Rechtsanwalt und Mediator: Wie viel Zusammenarbeit ist zulässig?

Die Entscheidung des AGH Celle ist mit Blick auf ihre juristische Argumentation durchaus nachvollziehbar. Gleichzeitig steht sie in einem gewissen Gegensatz zu einem aktuellen Trend, das Recht der beruflichen Zusammenarbeit zu liberalisieren. Soeben erst hat der Bundestag in erster Lesung einen Gesetzentwurf zum sog. non-legal outsourcing passieren lassen und damit Anwälten die Zusammenarbeit mit nichtanwaltlichen Dienstleistern erleichtert. Bis auf Weiteres gilt dennoch, dass jedwede berufliche Zusammenarbeit zwischen Rechtsanwalt und Mediator heikel ist. Insbesondere ist es auch nicht zulässig, dass sich ein Anwalt außerhalb seiner Anwaltskanzlei mit einem Mediator zusammenschließt. Denn ein Anwalt kann aus Sicht des Rechts seine Robe nie abstreifen. Das AG Lübeck (Urteil vom 29. September 2006, Az. 24 C 1853/06, Volltext) formuliert plastisch:

Wird die Mediation durch einen Anwalt angeboten, dann ist sie eine anwaltliche Dienstleistung…

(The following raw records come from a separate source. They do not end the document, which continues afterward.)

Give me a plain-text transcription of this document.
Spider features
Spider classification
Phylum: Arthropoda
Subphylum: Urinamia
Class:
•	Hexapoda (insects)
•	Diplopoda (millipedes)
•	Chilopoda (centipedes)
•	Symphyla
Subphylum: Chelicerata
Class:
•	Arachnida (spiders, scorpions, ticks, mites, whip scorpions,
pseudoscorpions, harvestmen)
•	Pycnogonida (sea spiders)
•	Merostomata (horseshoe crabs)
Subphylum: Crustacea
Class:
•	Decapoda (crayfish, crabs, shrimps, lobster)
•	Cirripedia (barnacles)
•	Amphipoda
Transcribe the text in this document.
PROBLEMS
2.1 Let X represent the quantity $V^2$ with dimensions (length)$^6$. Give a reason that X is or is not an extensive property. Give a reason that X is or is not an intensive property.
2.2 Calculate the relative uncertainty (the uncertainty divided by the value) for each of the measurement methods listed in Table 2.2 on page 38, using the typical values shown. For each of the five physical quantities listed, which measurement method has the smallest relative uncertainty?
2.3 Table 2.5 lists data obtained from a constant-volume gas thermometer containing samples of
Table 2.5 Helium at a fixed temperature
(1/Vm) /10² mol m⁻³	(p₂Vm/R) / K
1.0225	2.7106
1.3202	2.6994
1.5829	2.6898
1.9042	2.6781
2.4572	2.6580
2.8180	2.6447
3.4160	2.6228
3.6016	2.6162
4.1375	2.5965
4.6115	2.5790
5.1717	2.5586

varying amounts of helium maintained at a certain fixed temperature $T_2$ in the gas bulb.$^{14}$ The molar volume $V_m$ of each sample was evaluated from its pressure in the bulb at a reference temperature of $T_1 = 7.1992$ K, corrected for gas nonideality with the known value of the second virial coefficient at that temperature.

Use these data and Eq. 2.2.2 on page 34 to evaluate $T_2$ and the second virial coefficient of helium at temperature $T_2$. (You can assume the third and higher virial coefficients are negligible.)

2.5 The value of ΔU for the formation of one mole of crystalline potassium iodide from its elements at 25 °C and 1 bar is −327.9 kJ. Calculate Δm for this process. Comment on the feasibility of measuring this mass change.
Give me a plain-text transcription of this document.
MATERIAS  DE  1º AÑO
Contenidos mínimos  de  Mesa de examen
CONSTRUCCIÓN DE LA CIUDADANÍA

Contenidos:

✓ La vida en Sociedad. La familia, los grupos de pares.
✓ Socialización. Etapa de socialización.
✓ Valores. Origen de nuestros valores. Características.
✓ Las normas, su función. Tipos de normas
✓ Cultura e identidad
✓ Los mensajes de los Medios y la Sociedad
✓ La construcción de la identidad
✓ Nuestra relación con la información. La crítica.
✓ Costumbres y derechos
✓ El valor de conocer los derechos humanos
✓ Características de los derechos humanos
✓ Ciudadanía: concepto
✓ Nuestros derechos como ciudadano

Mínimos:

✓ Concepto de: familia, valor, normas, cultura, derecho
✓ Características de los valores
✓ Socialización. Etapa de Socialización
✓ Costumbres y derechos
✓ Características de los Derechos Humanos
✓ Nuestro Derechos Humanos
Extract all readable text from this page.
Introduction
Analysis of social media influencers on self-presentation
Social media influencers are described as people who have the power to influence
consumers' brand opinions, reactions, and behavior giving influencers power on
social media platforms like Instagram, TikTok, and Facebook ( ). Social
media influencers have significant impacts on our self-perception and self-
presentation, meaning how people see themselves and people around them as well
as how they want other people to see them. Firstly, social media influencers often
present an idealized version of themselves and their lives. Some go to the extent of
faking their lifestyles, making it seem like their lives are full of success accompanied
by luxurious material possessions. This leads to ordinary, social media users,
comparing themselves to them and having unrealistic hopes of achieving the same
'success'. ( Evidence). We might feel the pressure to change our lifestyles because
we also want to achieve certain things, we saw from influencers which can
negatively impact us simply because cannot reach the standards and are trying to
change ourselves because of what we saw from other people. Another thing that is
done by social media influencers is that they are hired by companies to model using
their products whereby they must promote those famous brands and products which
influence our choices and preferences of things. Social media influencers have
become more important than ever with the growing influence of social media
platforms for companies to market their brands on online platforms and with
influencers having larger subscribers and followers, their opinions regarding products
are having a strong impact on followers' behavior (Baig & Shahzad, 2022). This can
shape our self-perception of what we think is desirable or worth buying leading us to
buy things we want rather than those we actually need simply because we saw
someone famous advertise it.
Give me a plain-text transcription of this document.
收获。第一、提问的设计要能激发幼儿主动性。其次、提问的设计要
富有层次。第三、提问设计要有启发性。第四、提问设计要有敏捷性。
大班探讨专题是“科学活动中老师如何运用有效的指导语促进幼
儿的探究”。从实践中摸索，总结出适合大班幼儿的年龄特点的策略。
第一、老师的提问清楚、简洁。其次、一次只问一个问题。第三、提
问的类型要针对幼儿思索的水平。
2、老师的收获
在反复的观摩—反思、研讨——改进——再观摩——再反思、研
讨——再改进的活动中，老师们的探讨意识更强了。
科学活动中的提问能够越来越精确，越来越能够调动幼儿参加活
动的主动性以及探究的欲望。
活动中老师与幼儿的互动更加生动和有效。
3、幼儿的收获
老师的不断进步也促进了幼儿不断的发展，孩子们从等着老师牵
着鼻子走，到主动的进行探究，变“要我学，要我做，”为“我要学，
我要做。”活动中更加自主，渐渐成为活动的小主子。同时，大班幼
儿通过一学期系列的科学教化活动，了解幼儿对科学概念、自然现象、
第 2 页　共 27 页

Erlaubt bleiben danach allenfalls lose Kooperationsformen ohne Bürogemeinschaft, etwa in Form von Netzwerken. Wer als Anwalt eine nähere Bindung wagt, riskiert eine Rüge der örtlichen Anwaltskammer. Allerdings bleibt das Thema in Bewegung: Die Entscheidung des Anwaltsgerichtshofs Celle ist noch nicht rechtskräftig und könnte vom Bundesgerichtshof noch gekippt werden. Und selbst wenn es dazu nicht kommt: Der Gesetzgeber hat das anwaltliche Berufsrecht in den vergangenen Jahren immer weiter liberalisiert. Das Gesetz zum non-legal outsourcing dürfte nicht die letzte Deregulierung des beruflichen Zusammenarbeit von Rechtsanwälten gewesen sein.

Update Januar 2018: Der Anwaltssenat des BGH hat die Entscheidung des Anwaltsgerichtshofs Celle mit Urteil vom 29. Januar 2018 bestätigt (Az. AnwZ (Brfg) 32/17).